Amazon EC2: Recent Morning Outage Reflection

Recently there was an outage on the Amazon EC2 platform.  Amazon EC2 began munching on AMI's for breakfast early one morning like they were tasty waffels with bananas and 100% pure maple syrup.  It begged the question, What would you do if your non-persistent AMI's just disappeared into /dev/null space never to be seen again?

First, I want to remind people of something.  Amazon EC2 is still in "limited beta" mode.  Some people seem might be forgetting this in all the excitement.  Others take it to heart and make a different set of decisions and arrange for things to fail.  I recommend paying more attention to the latter path when working with EC2.

Second, let's see what happened and how people reacted and what Amazon had to say about it.

Around 4:30a on September 29, 2007
(AWS) The EC2 control and monitoring API is currently experiencing an outage.

API calls are currently failing, but the majority of running instances appear unaffected.

We are investigating and will post more details as soon as we have them.

At this point, AMI's were failing and the API tools were also apparently working properly so people were having quite a few problems getting their services back online.  It's important to remember here that if you "loose" an AMI that isn't backed up somehow to a persistent data store like S3 then it's just *poof*.


Long story short the instances that were erroneously terminated were not recoverable.  If you did not have either backups to restore from or some other form of redundancy then your might have found yourself in a bad position.  There is a thread on the AWS forums about all this that is worth a read.  Here is what the final statements from Amazon said.

This is an update on the EC2 issues experienced today.  A software deployment caused our management software to erroneously terminate a small number of user’s instances.  When our monitoring detected this issue, the EC2 management software and APIs were disabled to prevent further terminations.  Once we corrected the problem, we restored the management software.

We will contact users that lost instances directly by email.  At this point,  the service is fully functional, and you should be able to launch replacement instances immediately.

While we have corrected the immediate bug, we are also adding additional checks to prevent this sort of issue from recurring in the future.

We are aware of the following outstanding issues which we are working to resolve now:
1/ Some instances may get stuck in the "shutting down" state until we have completed our clean-up.  These instances will not be billed and will be fully terminated shortly.
2/ Some instances will not show their launch indexes in describe-instances API.
We will keep you posted as we resolve these remaining issues.

To address a few of the questions posed on this thread:

The availability of the EC2 APIs is very important and it remains our goal to keep them highly available.  We believe disabling the management software was the correct decision because of the risk to running instances.  This is not a decision we take lightly, and we will work to avoid having to make this choice in the future.

There was no correlation between the instance terminations, so users with redundancy built into their instance deployments would have been better able to deal with the terminations.  We also understand that failure isolation is very important and we are hard at work on additional functionality to help with this.

Please let us know if you experience any unexpected behavior.
The Amazon EC2 Team


There is also a follow up post by the folks at WeoCeo on their blog about how they handled the outage.  Very nice solution I think.

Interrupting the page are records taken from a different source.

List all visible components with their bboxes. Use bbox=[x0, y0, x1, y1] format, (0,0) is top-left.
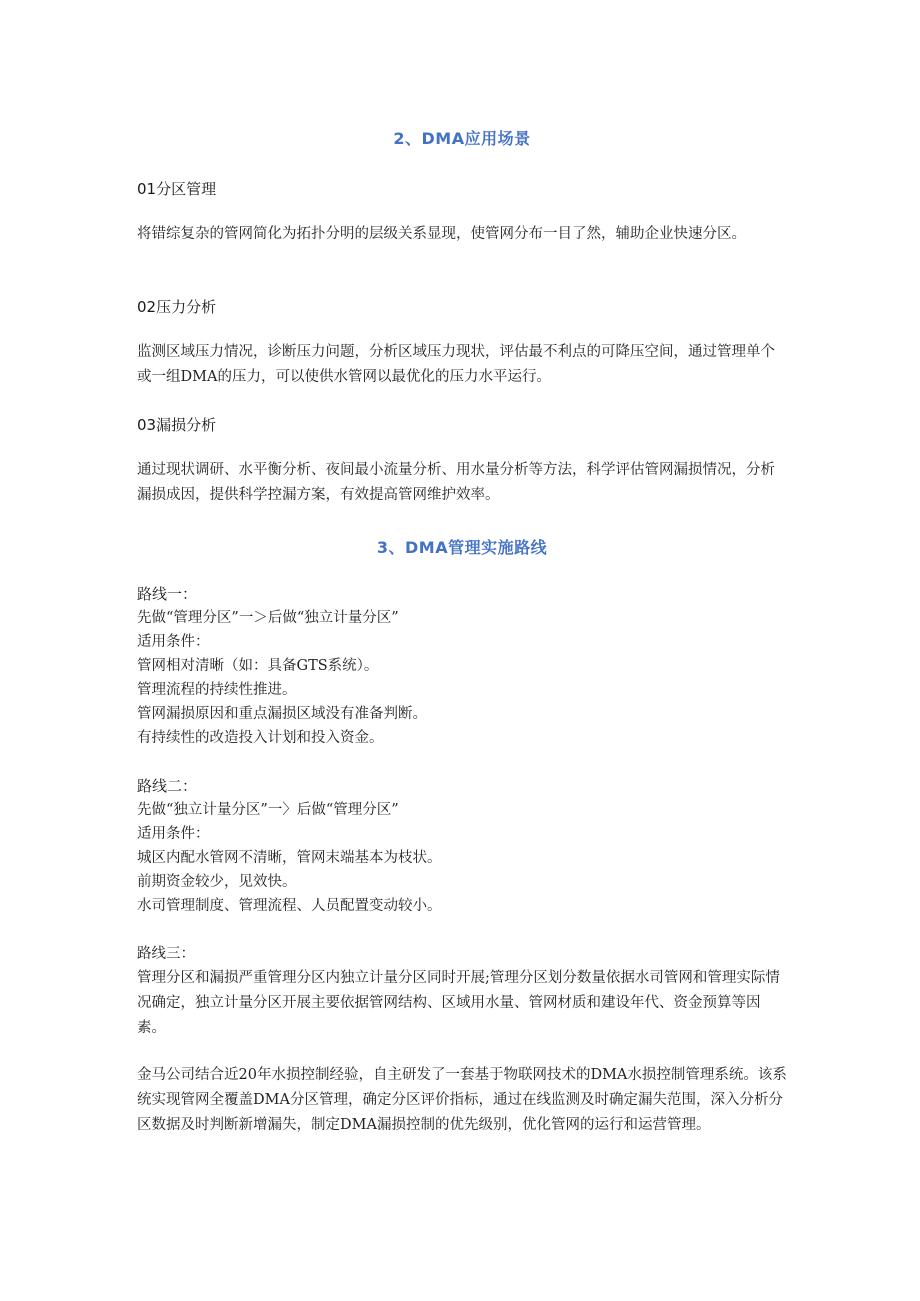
route-one-line: 管网相对清晰（如：具备GTS系统）。 bbox=[137, 658, 379, 674]
section-heading-implementation-routes: 3、DMA管理实施路线 bbox=[376, 538, 548, 557]
route-two-block bbox=[137, 774, 787, 918]
subheading-leakage-analysis: 03漏损分析 bbox=[137, 416, 217, 434]
route-two-line: 城区内配水管网不清晰，管网末端基本为枝状。 bbox=[137, 850, 442, 866]
route-one-line: 管网漏损原因和重点漏损区域没有准备判断。 bbox=[137, 706, 427, 722]
route-two-line: 先做“独立计量分区”一〉后做“管理分区” bbox=[137, 802, 399, 818]
paragraph-partition-management: 将错综复杂的管网简化为拓扑分明的层级关系显现，使管网分布一目了然，辅助企业快速分区。 bbox=[137, 226, 746, 242]
subheading-pressure-analysis: 02压力分析 bbox=[137, 298, 217, 316]
paragraph-pressure-analysis: 监测区域压力情况，诊断压力问题，分析区域压力现状，评估最不利点的可降压空间，通过管理单个或一组DMA的压力，可以使供水管网以最优化的压力水平运行。 bbox=[137, 344, 775, 385]
section-heading-applications: 2、DMA应用场景 bbox=[393, 129, 531, 148]
route-two-line: 适用条件： bbox=[137, 826, 210, 842]
route-two-line: 前期资金较少，见效快。 bbox=[137, 874, 297, 890]
route-one-line: 先做“管理分区”一＞后做“独立计量分区” bbox=[137, 610, 399, 626]
closing-paragraph: 金马公司结合近20年水损控制经验，自主研发了一套基于物联网技术的DMA水损控制管理系统。该系统实现管网全覆盖DMA分区管理，确定分区评价指标，通过在线监测及时确定漏失范围，深入分析分区数据及时判断新增漏失，制定DMA漏损控制的优先级别，优化管网的运行和运营管理。 bbox=[137, 1067, 787, 1133]
paragraph-leakage-analysis: 通过现状调研、水平衡分析、夜间最小流量分析、用水量分析等方法，科学评估管网漏损情况，分析漏损成因，提供科学控漏方案，有效提高管网维护效率。 bbox=[137, 462, 775, 503]
route-one-title: 路线一： bbox=[137, 585, 198, 603]
route-one-line: 管理流程的持续性推进。 bbox=[137, 682, 297, 698]
route-two-line: 水司管理制度、管理流程、人员配置变动较小。 bbox=[137, 898, 442, 914]
route-two-title: 路线二： bbox=[137, 777, 198, 795]
route-one-line: 适用条件： bbox=[137, 634, 210, 650]
route-three-block bbox=[137, 942, 787, 1041]
route-three-paragraph: 管理分区和漏损严重管理分区内独立计量分区同时开展;管理分区划分数量依据水司管网和管理实际情况确定，独立计量分区开展主要依据管网结构、区域用水量、管网材质和建设年代、资金预算等因素。 bbox=[137, 970, 780, 1036]
route-three-title: 路线三： bbox=[137, 946, 195, 962]
route-one-line: 有持续性的改造投入计划和投入资金。 bbox=[137, 730, 384, 746]
subheading-partition-management: 01分区管理 bbox=[137, 180, 217, 198]
route-one-block bbox=[137, 582, 787, 750]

There is also the Amazon official explanation from the same forum thread on how to make sure bad things don't happen to people you love if their AMI *poofs*.

How you make your instance redundant or "ready to be replaced" is highly dependent on the services it provides and the facilities it uses. From a high-level the process could look something like:

1) Create an AMI that automatically acquires and configures its resources upon instance creation (boot up).

2) Monitor those instances or their services for availability.

3) If the service or function that the instance provides becomes unavailable, or worse, the instance becomes unavailable, then launch a new instance of the same AMI.

There are numerous different use-cases that would require tons of additional detail for each of these steps in the process. There are also use-cases that would dictate active redundancy as opposed to the standby redundancy outlined here.

Something to point out is the security of your data is always up to you no matter what.  You always have to ask the "What would happen if I unplugged this part?" 

It's very clear now that Amazon has decided invested in a customer facing AMI redundancy feature at this point in the BETA.  I really think they should consider this as a premium option however because it just makes sense.  I think people would be willing to pay a premium to KNOW that their AMI was highly available.  The technology for this should already exist in their system but I suspect it might pretty resource intensive.

In summary, I still think Amazon EC2 is a cutting edge implmentation of on-demand computing usage.  But, remember, it's in BETA or not so if you intend to use it then make heavy use of persistant storage, backups, and  high availability techniques to ensure that your data remains safe.  Possibly consider some of the 3rd party add-on services like WeoCeo, RightScale, ElasticDrive, and WeoCeo that will make a lot of it easier for you.